Well, no, that came from billions of years of pre-training that just got mostly hardcoded into us, due to survival / evolutionary pressure. If anything, the fact that AI is as far as it is, after less than 100 years of development, is shocking. I recall my uncle trounce our C64 in chess, and go on to explain how machines don't have intuition, and the search space explodes combinatorically, which is why they will never beat a competent human. This was ~10 years before Deep Blue. Oh, sure, that's just a party trick. 10 years ago, we didn't have GPT-style language understanding, or image generation (at least, not widely available nor of middling quality). I wonder what we will have in 10, 20, 100 years - whatever it is, I am fairly confident that architectural improvements will lead to large capability improvements eventually, and that current behavior and limitations are just that, current. So, the argument is that somehow, intuitively they can't ever be truly intelligent or conscious because it's somehow intuitively obvious? I disagree with this argument; I don't think we have any real, scientific idea of what consciousness really is, nor do we have any way to differentiate "real" from "fake".

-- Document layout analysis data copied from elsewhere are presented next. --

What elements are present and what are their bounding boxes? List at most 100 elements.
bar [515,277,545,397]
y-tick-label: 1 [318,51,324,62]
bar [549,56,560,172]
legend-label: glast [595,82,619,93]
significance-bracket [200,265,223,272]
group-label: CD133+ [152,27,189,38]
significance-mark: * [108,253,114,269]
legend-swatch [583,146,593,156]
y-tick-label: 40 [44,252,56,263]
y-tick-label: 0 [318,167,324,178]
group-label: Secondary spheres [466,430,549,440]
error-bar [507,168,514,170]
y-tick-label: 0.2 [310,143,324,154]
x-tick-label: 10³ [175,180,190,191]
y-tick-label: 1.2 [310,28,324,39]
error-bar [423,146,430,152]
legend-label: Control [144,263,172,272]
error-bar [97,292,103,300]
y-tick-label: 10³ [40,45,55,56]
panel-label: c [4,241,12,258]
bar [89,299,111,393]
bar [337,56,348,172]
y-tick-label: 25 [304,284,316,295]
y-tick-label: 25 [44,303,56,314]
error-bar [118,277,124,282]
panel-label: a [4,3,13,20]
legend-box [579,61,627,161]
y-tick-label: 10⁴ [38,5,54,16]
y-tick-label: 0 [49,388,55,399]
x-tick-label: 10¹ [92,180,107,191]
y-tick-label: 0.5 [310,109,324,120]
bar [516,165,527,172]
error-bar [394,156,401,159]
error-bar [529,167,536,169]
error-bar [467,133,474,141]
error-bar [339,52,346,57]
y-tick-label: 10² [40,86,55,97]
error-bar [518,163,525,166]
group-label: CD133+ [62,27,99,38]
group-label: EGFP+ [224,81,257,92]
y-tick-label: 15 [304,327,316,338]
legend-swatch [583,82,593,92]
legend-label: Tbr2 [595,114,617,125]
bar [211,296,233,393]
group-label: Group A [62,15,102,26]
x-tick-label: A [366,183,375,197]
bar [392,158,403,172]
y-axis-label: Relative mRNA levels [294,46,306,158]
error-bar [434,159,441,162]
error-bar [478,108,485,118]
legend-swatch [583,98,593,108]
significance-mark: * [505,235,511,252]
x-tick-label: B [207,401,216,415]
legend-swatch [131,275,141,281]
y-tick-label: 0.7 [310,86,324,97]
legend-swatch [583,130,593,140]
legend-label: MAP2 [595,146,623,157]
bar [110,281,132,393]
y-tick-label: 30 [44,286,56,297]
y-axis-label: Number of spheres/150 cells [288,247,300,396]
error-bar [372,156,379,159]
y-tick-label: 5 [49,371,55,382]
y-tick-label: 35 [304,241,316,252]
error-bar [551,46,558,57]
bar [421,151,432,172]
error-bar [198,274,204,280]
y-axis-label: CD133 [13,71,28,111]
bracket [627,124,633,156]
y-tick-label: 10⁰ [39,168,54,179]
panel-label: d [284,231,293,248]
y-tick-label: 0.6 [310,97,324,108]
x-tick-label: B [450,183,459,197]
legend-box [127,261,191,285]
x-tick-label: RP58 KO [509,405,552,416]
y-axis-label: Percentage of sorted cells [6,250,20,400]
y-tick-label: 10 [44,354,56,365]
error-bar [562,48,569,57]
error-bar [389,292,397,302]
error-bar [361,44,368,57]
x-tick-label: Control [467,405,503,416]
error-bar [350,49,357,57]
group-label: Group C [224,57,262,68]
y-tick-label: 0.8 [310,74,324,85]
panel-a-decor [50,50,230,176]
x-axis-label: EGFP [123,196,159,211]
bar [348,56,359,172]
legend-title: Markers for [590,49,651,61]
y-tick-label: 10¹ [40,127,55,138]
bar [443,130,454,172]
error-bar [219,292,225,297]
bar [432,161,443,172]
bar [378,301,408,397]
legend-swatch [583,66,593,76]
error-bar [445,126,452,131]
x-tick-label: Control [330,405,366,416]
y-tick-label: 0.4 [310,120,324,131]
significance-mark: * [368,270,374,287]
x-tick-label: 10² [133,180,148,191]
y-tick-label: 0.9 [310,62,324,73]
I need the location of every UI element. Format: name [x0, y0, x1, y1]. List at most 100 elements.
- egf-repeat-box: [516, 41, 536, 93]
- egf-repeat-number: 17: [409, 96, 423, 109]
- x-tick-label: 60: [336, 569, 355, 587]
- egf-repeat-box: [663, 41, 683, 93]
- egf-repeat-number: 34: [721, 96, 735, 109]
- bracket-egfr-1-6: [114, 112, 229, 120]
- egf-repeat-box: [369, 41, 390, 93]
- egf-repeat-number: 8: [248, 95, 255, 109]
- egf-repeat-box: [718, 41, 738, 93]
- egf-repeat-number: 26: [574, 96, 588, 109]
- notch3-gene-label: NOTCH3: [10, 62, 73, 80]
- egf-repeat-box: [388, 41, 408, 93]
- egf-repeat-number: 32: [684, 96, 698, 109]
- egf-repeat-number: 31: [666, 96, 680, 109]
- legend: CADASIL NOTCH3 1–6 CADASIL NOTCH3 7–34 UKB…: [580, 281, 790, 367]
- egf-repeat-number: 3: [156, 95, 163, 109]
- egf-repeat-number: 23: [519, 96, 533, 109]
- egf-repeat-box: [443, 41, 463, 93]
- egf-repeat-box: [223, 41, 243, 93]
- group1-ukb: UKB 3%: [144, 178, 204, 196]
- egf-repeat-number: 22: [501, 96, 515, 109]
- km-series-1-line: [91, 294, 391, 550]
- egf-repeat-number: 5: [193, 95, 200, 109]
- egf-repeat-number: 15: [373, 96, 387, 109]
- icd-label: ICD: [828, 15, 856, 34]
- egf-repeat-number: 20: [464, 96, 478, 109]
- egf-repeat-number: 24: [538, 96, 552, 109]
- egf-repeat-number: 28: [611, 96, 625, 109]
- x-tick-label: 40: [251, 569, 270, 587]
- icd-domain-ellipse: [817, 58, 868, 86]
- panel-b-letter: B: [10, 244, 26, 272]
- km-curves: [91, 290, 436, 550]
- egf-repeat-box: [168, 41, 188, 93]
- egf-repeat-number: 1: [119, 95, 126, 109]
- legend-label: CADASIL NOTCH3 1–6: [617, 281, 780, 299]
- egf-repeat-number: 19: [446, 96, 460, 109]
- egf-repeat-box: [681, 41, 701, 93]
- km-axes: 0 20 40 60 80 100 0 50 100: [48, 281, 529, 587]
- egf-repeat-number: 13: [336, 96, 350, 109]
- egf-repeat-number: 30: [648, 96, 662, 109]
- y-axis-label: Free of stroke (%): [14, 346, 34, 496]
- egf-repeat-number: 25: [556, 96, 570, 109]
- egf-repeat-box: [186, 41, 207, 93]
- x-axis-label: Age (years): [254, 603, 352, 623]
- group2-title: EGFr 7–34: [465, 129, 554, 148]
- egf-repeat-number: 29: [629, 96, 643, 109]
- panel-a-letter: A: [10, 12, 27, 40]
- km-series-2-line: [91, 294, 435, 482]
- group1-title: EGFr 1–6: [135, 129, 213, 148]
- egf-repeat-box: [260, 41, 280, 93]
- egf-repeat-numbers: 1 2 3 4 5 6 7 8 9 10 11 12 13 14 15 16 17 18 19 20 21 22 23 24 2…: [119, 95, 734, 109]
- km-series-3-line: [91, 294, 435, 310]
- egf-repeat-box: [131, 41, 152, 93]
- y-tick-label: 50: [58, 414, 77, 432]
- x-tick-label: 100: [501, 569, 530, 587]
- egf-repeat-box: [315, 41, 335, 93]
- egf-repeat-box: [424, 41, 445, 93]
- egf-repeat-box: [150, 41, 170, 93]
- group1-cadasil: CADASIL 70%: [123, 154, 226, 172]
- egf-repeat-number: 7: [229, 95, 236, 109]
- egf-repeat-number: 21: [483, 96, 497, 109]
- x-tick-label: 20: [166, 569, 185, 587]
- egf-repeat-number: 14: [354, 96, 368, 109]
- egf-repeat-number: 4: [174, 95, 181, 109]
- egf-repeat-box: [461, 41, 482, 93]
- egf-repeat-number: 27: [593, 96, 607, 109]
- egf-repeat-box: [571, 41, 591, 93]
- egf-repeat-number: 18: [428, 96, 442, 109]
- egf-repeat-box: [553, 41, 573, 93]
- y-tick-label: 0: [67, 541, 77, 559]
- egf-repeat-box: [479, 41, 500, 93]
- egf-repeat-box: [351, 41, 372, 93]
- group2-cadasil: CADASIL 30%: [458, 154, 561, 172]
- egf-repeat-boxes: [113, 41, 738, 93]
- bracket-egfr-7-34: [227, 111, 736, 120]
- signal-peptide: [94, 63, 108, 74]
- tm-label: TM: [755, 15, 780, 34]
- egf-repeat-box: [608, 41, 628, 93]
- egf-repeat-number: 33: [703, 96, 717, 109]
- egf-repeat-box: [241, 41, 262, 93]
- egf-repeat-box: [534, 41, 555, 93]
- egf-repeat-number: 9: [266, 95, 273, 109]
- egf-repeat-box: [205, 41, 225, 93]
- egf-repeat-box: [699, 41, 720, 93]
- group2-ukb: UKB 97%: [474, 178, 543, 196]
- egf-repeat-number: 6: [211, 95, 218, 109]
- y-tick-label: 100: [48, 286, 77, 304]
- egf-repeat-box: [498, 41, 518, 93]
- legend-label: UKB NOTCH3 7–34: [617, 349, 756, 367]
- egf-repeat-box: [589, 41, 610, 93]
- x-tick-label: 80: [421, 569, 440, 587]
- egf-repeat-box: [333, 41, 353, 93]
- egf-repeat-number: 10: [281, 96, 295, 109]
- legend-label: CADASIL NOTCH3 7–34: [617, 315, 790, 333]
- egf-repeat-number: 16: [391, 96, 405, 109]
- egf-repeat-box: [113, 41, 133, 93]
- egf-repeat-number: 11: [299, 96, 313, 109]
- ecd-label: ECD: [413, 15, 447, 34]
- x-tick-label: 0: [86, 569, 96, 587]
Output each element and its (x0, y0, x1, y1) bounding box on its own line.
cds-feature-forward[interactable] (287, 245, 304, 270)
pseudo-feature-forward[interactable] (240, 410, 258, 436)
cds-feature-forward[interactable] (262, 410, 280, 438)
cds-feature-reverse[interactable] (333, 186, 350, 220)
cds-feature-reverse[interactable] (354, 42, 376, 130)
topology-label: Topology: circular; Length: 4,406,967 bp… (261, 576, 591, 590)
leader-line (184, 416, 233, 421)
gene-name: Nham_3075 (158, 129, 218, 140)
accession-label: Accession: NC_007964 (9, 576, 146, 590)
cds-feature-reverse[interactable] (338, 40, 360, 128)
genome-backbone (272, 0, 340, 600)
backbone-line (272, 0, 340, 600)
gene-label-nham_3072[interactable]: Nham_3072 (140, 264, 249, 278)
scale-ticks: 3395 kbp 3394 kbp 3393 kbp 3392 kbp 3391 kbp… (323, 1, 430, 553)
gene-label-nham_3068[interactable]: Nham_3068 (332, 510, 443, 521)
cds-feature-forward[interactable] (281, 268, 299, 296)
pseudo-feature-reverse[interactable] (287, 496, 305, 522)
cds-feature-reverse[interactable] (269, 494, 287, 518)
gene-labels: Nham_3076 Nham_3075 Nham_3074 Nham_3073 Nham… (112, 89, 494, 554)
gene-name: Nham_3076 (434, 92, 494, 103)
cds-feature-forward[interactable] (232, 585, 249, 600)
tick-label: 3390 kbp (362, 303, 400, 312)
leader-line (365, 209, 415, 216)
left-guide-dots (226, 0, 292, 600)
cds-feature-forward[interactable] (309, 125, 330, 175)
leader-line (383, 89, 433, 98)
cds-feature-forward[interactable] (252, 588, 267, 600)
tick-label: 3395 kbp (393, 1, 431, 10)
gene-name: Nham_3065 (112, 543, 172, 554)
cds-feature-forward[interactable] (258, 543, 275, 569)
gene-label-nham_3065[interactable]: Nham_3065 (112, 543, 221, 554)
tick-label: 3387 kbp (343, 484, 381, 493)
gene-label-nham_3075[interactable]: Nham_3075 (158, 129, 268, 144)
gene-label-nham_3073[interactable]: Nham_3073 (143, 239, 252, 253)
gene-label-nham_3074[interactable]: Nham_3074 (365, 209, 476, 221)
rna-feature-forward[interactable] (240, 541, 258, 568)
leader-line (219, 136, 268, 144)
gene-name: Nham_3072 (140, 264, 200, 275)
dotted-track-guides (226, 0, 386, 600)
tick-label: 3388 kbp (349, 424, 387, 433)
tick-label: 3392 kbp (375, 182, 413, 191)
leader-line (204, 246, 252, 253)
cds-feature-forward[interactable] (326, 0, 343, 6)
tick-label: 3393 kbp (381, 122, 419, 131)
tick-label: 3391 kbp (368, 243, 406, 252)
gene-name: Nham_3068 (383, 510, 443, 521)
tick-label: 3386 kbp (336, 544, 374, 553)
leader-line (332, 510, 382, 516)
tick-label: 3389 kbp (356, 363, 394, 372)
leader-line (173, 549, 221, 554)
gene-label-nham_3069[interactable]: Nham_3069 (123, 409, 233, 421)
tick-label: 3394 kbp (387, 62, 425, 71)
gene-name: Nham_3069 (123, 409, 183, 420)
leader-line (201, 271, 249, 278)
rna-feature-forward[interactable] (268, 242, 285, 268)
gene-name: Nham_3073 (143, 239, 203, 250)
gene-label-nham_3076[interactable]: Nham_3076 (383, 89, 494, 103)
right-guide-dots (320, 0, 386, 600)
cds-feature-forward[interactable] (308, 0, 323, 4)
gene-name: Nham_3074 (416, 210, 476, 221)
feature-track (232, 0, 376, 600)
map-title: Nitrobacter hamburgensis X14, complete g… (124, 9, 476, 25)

On the other end of the spectrum, I have seen humans with dementia not able to make sense of the world any more. Are they conscious? What about a dog, rabbit, cricket, bacterium? I am pretty sure at their own level, they certainly feel like they are alive and conscious. I don't have any real answers, but it certainly seems to be a spectrum, and holding on to some magical or esoteric differentiator, like emotions or feelings, seems like wishful thinking to me.
Your vocabulary presupposes the categories you’re asserting are equivalent. The process of evolution and AI training are vastly different. One confers a survival advantage and is suffused with values that are essential to humans, such as morality, the primacy of vision, taste and smell, etc. AI training is an attempt to transfer functions that allow for human survival and flourishing to objects that are not human. AI training, and especially the Turing Test featured in the Chinese room is about mimicking humans and human evolution is about survival and forms the basis of our aesthetic and moral judgments. One is simply a simulation of the other. Consciousness might not matter to what you concern yourself with as somebody amazed with AI (I am as well), but surely you believe that there is a moral difference between harming a human and harming an LLM, even verbally. What do you think accounts for that, if not consciousness?
> but surely you believe that there is a moral difference between harming a human and harming an LLM, even verbally.
I'm becoming less sure of this over time. As AI becomes more capable, it might start being more comparable to smaller mammals or birds, and then larger ones. It's not a boolean function, but rather a sliding scale.
Despite starting out from very skeptical roots, over time Ethology has found empirical evidence for some form of intelligence in more and more different species.
I do think that this should also inform our ethics somewhat.